Мариам в легком розовом платье сидела на первой от входа скамье и, мерно покачивая, в нежном объятии прижимала к себе завернутого в синее одеяльце сына. Чуть поодаль от них разместился и сочувственно улыбался Саше Николай.
«Мариам!!!» – плотно сжатые губы Саши дрогнули, сдерживая в себе ликующий возглас.
Он смотрел на нее широко раскрытыми глазами и молчал.
В первое же мгновенье, как он вошел, взгляды их встретились; встретились и будто объединили обоих: все остальное стало только фоном, далеким и незначительным, а главным, единственным, самым важным и бесценным – была она, Мариам, чувство, сын, единение, встреча.
Он обнимал, целовал, ласкал ее пылающим взором своим, любовался, впервые видя ее матерью. Любовался и восторженные чувства будто озарили его новым знанием.
От лица Мариам, окаймленного волосами, уложенными в волнообразную прическу, от губ алых, от улыбки родной, от глаз огромно-синих, от нее всей исходило невидимое им дотоле свечение.

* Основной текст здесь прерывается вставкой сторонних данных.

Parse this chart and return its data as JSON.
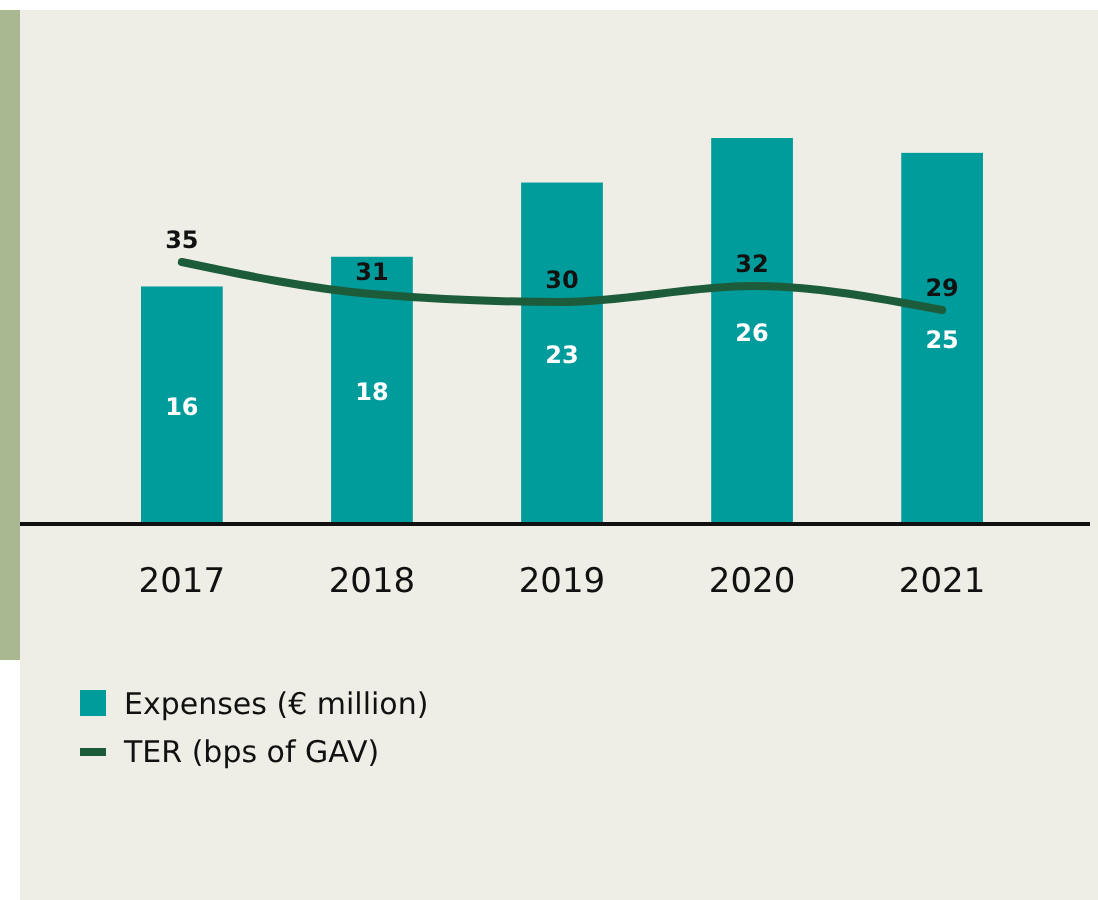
{
  "chart_data": {
    "type": "bar",
    "categories": [
      "2017",
      "2018",
      "2019",
      "2020",
      "2021"
    ],
    "series": [
      {
        "name": "Expenses (€ million)",
        "color": "#009b9b",
        "values": [
          16,
          18,
          23,
          26,
          25
        ]
      },
      {
        "name": "TER (bps of GAV)",
        "type": "line",
        "axis": "y2",
        "color": "#1d5c3a",
        "values": [
          35,
          31,
          30,
          32,
          29
        ]
      }
    ],
    "tick_labels": "x",
    "data_labels": true,
    "legend": "bottom left",
    "marker": "none",
    "line_style": "solid"
  }
}
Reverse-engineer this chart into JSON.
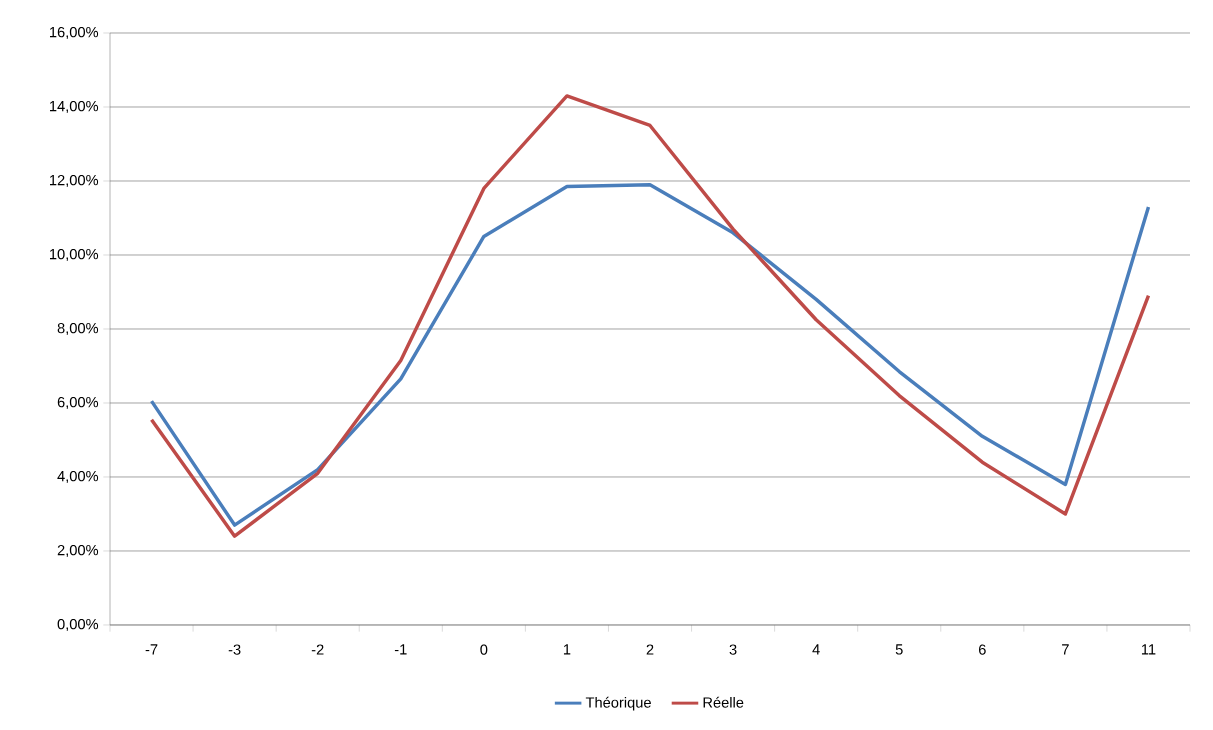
{
  "chart_data": {
    "type": "line",
    "categories": [
      "-7",
      "-3",
      "-2",
      "-1",
      "0",
      "1",
      "2",
      "3",
      "4",
      "5",
      "6",
      "7",
      "11"
    ],
    "series": [
      {
        "name": "Théorique",
        "color": "#4a7ebb",
        "values": [
          6.05,
          2.7,
          4.2,
          6.65,
          10.5,
          11.85,
          11.9,
          10.6,
          8.8,
          6.85,
          5.1,
          3.8,
          11.3
        ]
      },
      {
        "name": "Réelle",
        "color": "#be4b48",
        "values": [
          5.55,
          2.4,
          4.1,
          7.15,
          11.8,
          14.3,
          13.5,
          10.7,
          8.25,
          6.2,
          4.4,
          3.0,
          8.9
        ]
      }
    ],
    "ylim": [
      0,
      16
    ],
    "yticks": [
      {
        "value": 0,
        "label": "0,00%"
      },
      {
        "value": 2,
        "label": "2,00%"
      },
      {
        "value": 4,
        "label": "4,00%"
      },
      {
        "value": 6,
        "label": "6,00%"
      },
      {
        "value": 8,
        "label": "8,00%"
      },
      {
        "value": 10,
        "label": "10,00%"
      },
      {
        "value": 12,
        "label": "12,00%"
      },
      {
        "value": 14,
        "label": "14,00%"
      },
      {
        "value": 16,
        "label": "16,00%"
      }
    ],
    "grid": "y",
    "legend": "bottom",
    "marker": "none",
    "line_style": "solid"
  }
}
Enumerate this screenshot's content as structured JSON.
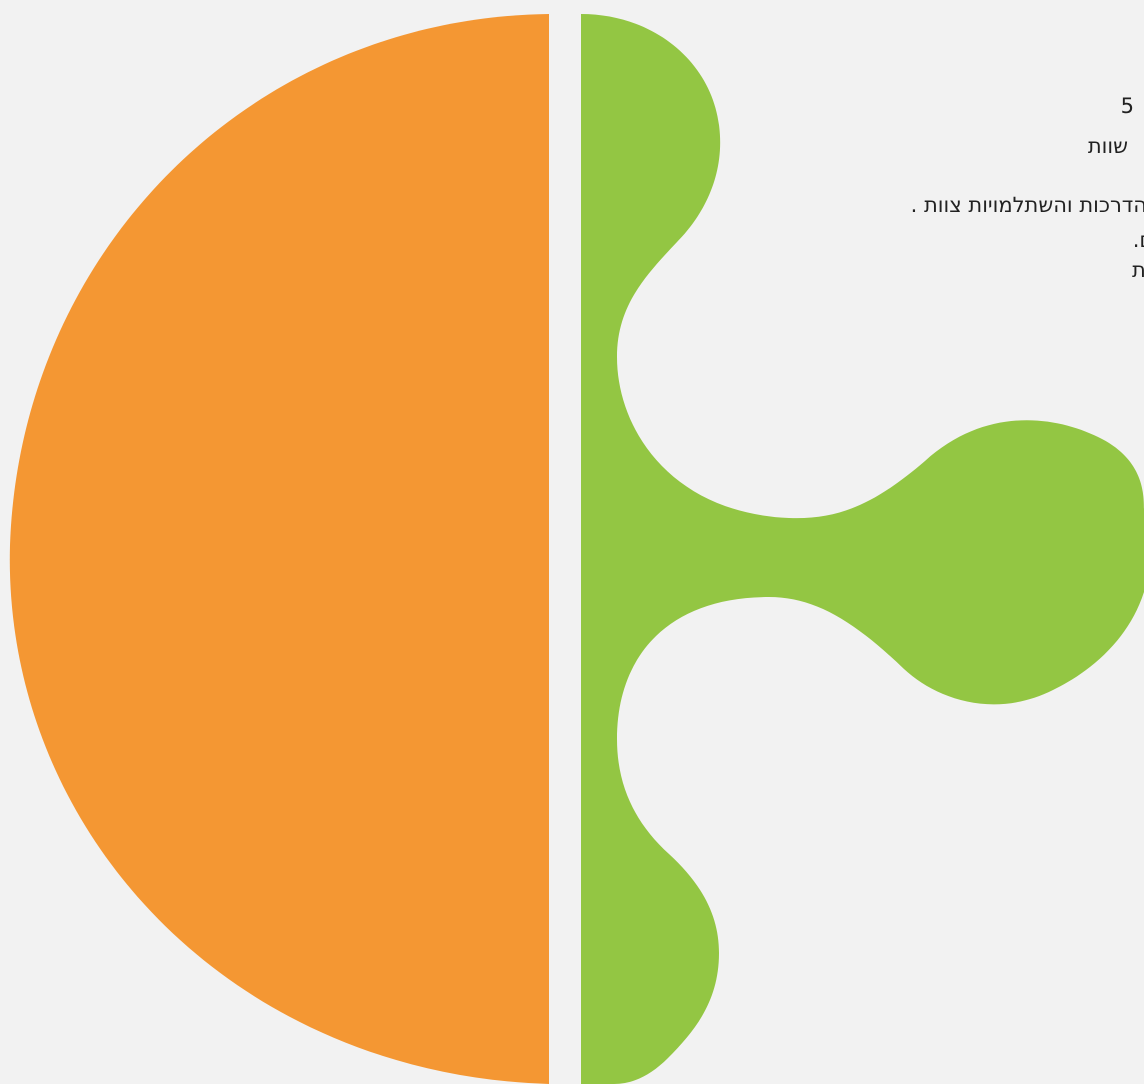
{
  "colors": {
    "background": "#f2f2f2",
    "orange": "#f49733",
    "green": "#93c643",
    "text": "#222222"
  },
  "shapes": {
    "left_half_circle": "orange",
    "right_puzzle_piece": "green"
  },
  "text_lines": [
    "5",
    "שוות",
    "הדרכות והשתלמויות צוות .",
    "ים.",
    "דית"
  ]
}
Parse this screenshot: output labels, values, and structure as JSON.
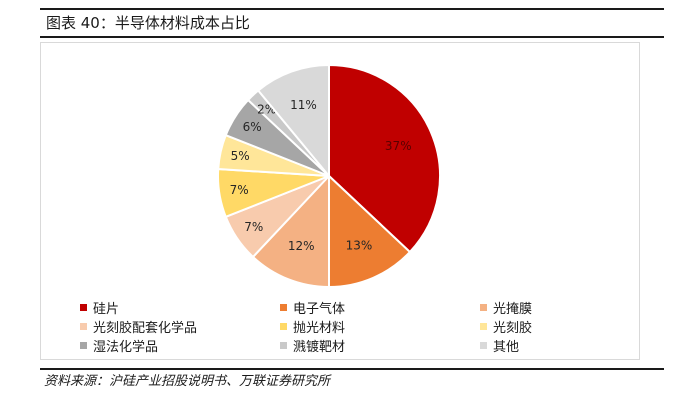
{
  "header": {
    "title": "图表 40：半导体材料成本占比"
  },
  "source": {
    "text": "资料来源：沪硅产业招股说明书、万联证券研究所"
  },
  "chart_data": {
    "type": "pie",
    "title": "",
    "start_angle_deg": 0,
    "direction": "clockwise",
    "series": [
      {
        "name": "硅片",
        "value": 37,
        "label": "37%",
        "color": "#c00000"
      },
      {
        "name": "电子气体",
        "value": 13,
        "label": "13%",
        "color": "#ed7d31"
      },
      {
        "name": "光掩膜",
        "value": 12,
        "label": "12%",
        "color": "#f4b183"
      },
      {
        "name": "光刻胶配套化学品",
        "value": 7,
        "label": "7%",
        "color": "#f8cbad"
      },
      {
        "name": "抛光材料",
        "value": 7,
        "label": "7%",
        "color": "#ffd966"
      },
      {
        "name": "光刻胶",
        "value": 5,
        "label": "5%",
        "color": "#ffe699"
      },
      {
        "name": "湿法化学品",
        "value": 6,
        "label": "6%",
        "color": "#a6a6a6"
      },
      {
        "name": "溅镀靶材",
        "value": 2,
        "label": "2%",
        "color": "#c9c9c9"
      },
      {
        "name": "其他",
        "value": 11,
        "label": "11%",
        "color": "#d9d9d9"
      }
    ],
    "legend": {
      "position": "bottom",
      "columns": 3
    }
  }
}
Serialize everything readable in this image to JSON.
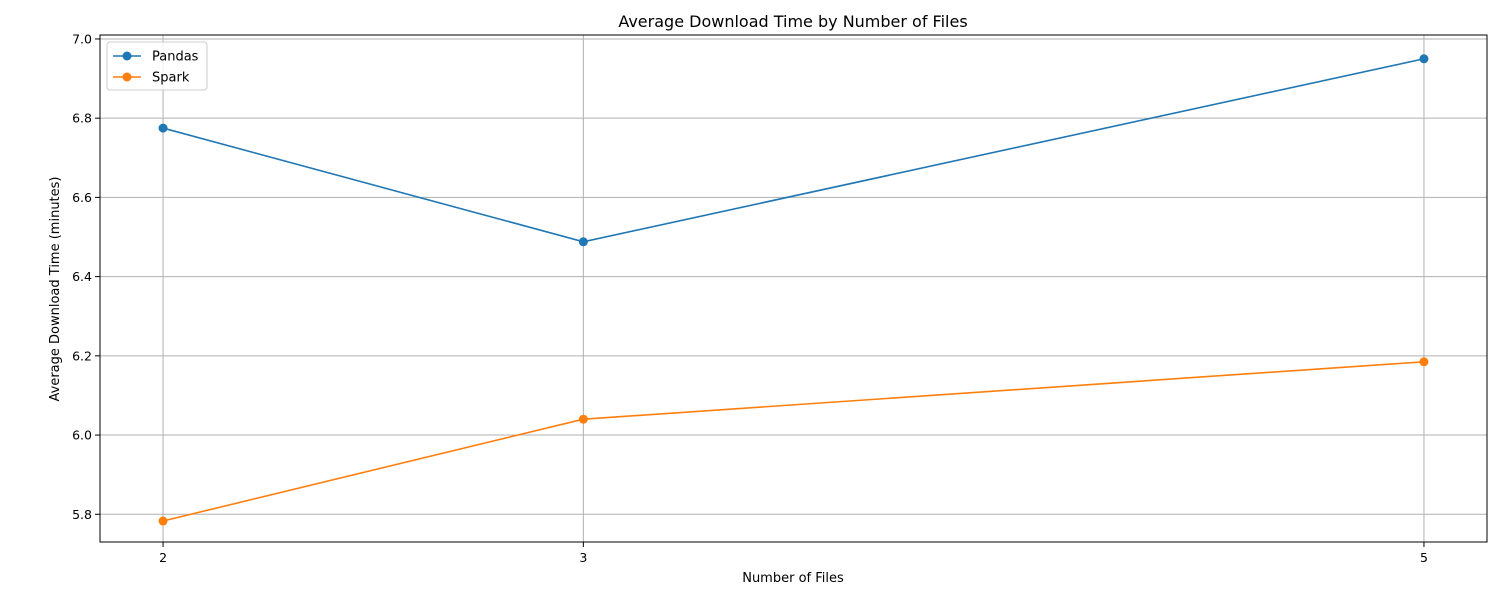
{
  "chart_data": {
    "type": "line",
    "title": "Average Download Time by Number of Files",
    "xlabel": "Number of Files",
    "ylabel": "Average Download Time (minutes)",
    "x": [
      2,
      3,
      5
    ],
    "x_tick_labels": [
      "2",
      "3",
      "5"
    ],
    "xlim": [
      1.85,
      5.15
    ],
    "ylim": [
      5.73,
      7.01
    ],
    "y_ticks": [
      5.8,
      6.0,
      6.2,
      6.4,
      6.6,
      6.8,
      7.0
    ],
    "y_tick_labels": [
      "5.8",
      "6.0",
      "6.2",
      "6.4",
      "6.6",
      "6.8",
      "7.0"
    ],
    "grid": true,
    "legend_position": "upper-left",
    "series": [
      {
        "name": "Pandas",
        "color": "#1f77b4",
        "values": [
          6.775,
          6.488,
          6.95
        ]
      },
      {
        "name": "Spark",
        "color": "#ff7f0e",
        "values": [
          5.783,
          6.04,
          6.185
        ]
      }
    ]
  }
}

Да, да, свет прорывался в комнату из окон от солнца и, словно второе солнце, свет излучала его Мариам. Она светилась и лучи эти были видны для него.
Он смотрел на нее растерянно, а чувства, определяя новое знание, выливались в слова и эти слова просились на губы, чтобы слышали все: «Мариам! Ты прекрасна. Ты – мать и красивее нет ничего».
Краткое мгновение столь долгожданной, необычной встречи его с любимой оборвало чье-то бесцеремонное прикосновение к локтю.